I was worried about insurance and wanted to just move on, as I am self-employed and had rescheduled and turned down work to accommodate surgery and recovery, and the thought of pushing it out another month or so was overwhelming. So I questioned doing another series of mamms and probably another MRI and maybe another biopsy (I'd already had 3), and the Chicago BS suggested SNB instead--go forward with the prophy bmx and recon, but do SNB during the procedure. That's when I asked about LE risk and it was pretty much dismissed, so I agreed to the SNB. In the end, path was clear including the SNB, so my home team had it right. In hindsight, had I understood my risk for LE was probably 15% at least, I would have at least talked with my insurance company to see if re-do of all the imaging would be covered.

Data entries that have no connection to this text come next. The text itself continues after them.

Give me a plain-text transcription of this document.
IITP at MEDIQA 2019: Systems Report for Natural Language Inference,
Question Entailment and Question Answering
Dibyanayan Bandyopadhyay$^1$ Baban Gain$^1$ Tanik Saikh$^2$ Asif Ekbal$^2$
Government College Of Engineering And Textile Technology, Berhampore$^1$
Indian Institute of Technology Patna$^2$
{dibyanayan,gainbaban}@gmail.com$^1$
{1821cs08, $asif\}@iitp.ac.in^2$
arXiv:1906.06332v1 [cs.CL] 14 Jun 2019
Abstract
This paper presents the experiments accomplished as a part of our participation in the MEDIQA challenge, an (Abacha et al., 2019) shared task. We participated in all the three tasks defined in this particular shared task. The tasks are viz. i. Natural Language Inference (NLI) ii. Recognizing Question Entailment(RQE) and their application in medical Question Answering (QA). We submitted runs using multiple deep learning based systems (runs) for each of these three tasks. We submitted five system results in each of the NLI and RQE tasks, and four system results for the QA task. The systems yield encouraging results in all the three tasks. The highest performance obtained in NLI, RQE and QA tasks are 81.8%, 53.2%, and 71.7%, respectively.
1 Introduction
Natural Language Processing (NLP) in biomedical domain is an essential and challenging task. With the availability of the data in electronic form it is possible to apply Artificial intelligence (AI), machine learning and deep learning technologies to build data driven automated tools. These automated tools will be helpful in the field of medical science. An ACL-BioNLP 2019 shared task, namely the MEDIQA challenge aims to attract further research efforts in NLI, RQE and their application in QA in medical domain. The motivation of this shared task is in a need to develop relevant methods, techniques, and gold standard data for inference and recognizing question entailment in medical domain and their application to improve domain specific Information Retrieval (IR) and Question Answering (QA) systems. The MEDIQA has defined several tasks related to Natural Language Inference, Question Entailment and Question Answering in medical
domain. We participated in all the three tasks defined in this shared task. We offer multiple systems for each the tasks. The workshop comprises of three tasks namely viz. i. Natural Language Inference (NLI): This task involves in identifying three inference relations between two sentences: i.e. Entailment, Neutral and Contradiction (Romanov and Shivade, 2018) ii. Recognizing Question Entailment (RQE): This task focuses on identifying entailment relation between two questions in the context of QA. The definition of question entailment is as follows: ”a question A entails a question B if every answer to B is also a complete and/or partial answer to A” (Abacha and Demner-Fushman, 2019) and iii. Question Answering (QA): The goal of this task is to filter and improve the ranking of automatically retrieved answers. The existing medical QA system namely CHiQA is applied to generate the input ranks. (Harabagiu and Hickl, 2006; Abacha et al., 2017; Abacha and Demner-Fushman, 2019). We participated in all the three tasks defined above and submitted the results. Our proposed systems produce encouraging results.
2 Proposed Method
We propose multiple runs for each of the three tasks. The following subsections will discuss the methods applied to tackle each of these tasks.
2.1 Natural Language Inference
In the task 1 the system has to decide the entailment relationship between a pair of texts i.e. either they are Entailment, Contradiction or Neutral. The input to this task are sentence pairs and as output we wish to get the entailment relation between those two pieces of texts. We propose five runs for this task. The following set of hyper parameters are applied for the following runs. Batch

So...in my case, the SNB was clearly elective, but it does not sound like that's the case for you. If there's some question about whether you will benefit from it or not, get a second (and a third, even) opinion. It IS overwhelming, and I hope you can just tell your surgeon that you're confused, and ask to be walked through the pros and cons of the value of SNB for your BC diagnosis, staging and treatment. And post your questions and worries in the ILC section of this wonderful bc.org resource. One thing I have learned is that we may think we're alone and solving new problems, but there are many who have walked the pathway before us. I am so indebted to a few women here and that I met in 'real life' who helped me puzzle, deliberate, and decide on so many issues.
I'm so sorry you find yourself here, but I'm glad you are asking questions and seeking answers. Do keep us all posted on what you decide. And remember too...LE risk is never 100% no matter what the treatment combo. My mother had every stinkin' node removed and crazy amounts of rads, which was standard in her day. She is 84 --surgery and rads when she was 38--and she never got LE! Do what you need to to take care of YOU...and if you opt for that SNB, we can point you to / send you some resources that include strategies to try to minimize your LE risk, and to maximize the opportunity for an early diagnosis so it can be dealt with at its most treatable stage.
Hugs coming your way....
Carol -
Thank you Carol. Your kindness made me cry. For the umpteenth time today but this was a good one. -
pipers_dream, I imagine that the amount of tears shed by bco.org members would fill a small ocean...you've got plenty of company on that one!